Professor Fridell then gets into a lengthy discussion of racially biased policing generally; a more extensive analysis of the problem of insufficient crime data; an evaluation of a more recent problem with vehicle stop data; and concludes with a series of 28 recommendations to implement a program of fair and impartial policing, including training, an advisory board, and a hired consultant, all to make sure that profiling does not take place.
As to the “missing denominator,” there are in fact indicators, susceptible to analysis, which can help us to understand who is committing crime. The rate of black homicide victimization in San Francisco is fifteen times that of the other communities in the city, and most of the killers, it is generally agreed, are other blacks. More than half the police officers murdered in the line of duty in the last several decades were killed by black men, during a period when on average blacks comprised on average 10 percent of the population.
As to the African American “representation in the community of those committing felonies in the city,” a recent quick-and-dirty analysis of 100 San Francisco robbery cases in one area of the city showed that 98 percent of the victims were Asian and 99 percent of the perpetrators were African Americans. While not regularly reported out, the data to carry the analysis further is still being collected. Until 1989, the San Francisco Police Department reported out criminal perpetrators—not just arrestees-- by race for major types of crime.
Then, for some reason or another, the report was discontinued. In 1989, at a time when African Americans comprised about 11 percent of the population, they were responsible for 58 percent of the homicides, 57 percent of the rapes, and 68 percent of the robberies for which the racial identify of the perpetrator was given. The report included the same kind of information for other groups as well, which would help with the construction of a matrix to analyze the “community of those committing felonies.”

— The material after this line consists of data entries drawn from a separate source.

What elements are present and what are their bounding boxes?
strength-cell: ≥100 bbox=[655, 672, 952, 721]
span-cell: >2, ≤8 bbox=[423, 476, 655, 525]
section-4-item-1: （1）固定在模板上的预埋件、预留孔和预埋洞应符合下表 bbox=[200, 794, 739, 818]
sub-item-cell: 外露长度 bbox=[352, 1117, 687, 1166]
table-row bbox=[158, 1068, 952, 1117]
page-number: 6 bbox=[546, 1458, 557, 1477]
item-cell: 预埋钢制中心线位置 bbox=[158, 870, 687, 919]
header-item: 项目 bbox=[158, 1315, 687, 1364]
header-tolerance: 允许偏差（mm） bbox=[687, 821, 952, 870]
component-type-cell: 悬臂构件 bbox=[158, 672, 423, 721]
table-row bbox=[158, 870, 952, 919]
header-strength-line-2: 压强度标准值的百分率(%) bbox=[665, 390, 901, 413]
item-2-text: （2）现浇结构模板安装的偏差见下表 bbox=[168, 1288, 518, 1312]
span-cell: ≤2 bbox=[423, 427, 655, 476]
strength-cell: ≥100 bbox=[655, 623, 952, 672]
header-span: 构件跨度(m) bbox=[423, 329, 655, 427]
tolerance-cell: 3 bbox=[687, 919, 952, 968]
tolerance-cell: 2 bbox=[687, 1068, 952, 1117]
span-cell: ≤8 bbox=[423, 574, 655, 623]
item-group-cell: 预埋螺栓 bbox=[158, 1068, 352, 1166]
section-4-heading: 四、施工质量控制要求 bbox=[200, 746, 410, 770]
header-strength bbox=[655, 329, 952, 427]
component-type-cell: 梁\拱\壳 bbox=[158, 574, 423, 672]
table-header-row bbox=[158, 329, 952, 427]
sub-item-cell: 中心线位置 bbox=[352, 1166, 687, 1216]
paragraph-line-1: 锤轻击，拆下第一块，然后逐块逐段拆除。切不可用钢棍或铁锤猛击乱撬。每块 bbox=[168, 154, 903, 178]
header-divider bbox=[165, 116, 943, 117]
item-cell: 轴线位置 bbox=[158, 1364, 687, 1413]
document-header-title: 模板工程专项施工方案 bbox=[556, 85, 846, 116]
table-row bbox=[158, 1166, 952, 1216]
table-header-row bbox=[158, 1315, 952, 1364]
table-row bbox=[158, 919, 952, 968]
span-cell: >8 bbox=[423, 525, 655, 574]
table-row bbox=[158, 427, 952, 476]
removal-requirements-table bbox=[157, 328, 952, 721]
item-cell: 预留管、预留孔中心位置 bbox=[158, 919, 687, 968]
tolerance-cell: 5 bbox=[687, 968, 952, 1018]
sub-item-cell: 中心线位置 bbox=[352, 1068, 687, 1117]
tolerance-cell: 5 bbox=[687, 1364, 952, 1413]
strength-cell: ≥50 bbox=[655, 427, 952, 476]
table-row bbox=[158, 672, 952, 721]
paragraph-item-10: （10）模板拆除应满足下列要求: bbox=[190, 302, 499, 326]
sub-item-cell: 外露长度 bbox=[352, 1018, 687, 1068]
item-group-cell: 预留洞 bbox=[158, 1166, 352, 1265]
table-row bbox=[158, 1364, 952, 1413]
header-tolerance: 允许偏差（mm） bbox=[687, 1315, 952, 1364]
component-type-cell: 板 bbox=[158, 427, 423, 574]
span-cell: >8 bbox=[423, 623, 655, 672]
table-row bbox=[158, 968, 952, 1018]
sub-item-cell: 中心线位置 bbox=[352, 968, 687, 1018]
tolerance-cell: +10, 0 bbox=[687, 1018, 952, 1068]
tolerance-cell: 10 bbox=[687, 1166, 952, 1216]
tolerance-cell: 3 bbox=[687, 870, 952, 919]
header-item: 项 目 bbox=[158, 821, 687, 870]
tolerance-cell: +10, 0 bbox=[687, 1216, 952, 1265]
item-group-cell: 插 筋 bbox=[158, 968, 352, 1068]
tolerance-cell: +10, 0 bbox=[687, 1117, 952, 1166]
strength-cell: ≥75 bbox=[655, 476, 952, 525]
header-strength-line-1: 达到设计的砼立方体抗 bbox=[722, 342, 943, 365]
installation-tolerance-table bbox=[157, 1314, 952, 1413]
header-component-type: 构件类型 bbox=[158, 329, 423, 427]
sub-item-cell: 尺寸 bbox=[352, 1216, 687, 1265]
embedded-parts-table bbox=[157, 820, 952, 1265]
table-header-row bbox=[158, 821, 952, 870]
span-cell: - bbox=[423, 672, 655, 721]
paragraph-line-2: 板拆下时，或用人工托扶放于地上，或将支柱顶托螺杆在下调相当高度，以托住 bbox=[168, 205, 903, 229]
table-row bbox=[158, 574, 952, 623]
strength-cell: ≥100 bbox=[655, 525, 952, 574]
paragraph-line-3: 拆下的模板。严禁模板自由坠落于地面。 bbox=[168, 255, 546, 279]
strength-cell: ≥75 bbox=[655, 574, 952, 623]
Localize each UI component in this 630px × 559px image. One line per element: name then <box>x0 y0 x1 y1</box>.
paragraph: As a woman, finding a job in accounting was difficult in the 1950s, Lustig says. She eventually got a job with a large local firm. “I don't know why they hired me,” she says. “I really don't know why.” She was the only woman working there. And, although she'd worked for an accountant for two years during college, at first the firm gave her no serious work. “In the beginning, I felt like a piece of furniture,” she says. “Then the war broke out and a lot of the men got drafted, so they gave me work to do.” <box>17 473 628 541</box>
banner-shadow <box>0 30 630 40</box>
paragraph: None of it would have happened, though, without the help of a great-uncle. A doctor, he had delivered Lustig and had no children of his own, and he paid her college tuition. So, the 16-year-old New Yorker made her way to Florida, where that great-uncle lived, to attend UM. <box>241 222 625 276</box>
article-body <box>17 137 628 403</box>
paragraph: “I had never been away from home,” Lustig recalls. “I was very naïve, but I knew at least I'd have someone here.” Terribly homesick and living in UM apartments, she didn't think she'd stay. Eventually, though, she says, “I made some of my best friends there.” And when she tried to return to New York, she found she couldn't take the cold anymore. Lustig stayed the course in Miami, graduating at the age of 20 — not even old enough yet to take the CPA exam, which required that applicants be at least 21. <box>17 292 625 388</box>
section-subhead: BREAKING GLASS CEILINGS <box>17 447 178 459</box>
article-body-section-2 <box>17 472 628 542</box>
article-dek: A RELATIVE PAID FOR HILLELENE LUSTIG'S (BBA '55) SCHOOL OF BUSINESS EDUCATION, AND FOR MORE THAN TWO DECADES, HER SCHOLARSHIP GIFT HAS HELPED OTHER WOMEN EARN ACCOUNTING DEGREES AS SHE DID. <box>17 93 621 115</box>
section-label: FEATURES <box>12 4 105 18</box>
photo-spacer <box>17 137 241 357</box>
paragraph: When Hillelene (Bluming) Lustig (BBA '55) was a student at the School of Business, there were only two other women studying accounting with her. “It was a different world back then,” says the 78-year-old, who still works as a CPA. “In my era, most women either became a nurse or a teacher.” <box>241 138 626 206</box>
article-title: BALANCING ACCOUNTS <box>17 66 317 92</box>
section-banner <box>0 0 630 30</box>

In the end, the original question remains unanswered. Should we look to the police or to the community for an explanation of the disparate rates? The professor herself offers suggestions to help with additional study. “I will at various points,” she writes, “indicate how the city, if it chose to pursue these issues further, might investigate them with additional data collection and study,” And she does. However, she continues, the city should not put further research in front of her suggestions about institutional changes to effectuate fair and impartial policing.
On reflection, one is forced to wonder whether the selection of an expert on profiling was the right person to examine a question to which only one of several possible answers would lead to a finding that racially biased policing was the major reason for the disparity. You can be pretty sure that if you go to a chiropractor with a pain in your elbow, he will find something wrong with your spine
We still don’t know why San Francisco’s African Americans arrest rates are so much higher than those of other large California cities. And I would say that before the city expends a lot of treasure and energy to implement programs which -- while they might be laudable in their own right—do not show a clear path to understand and deal with the disparities which still exist.
It would do better to pursue the answer to the original question first. And, with that answer in hand, to devise a program that would have a practical effect on the crime rate in the near term.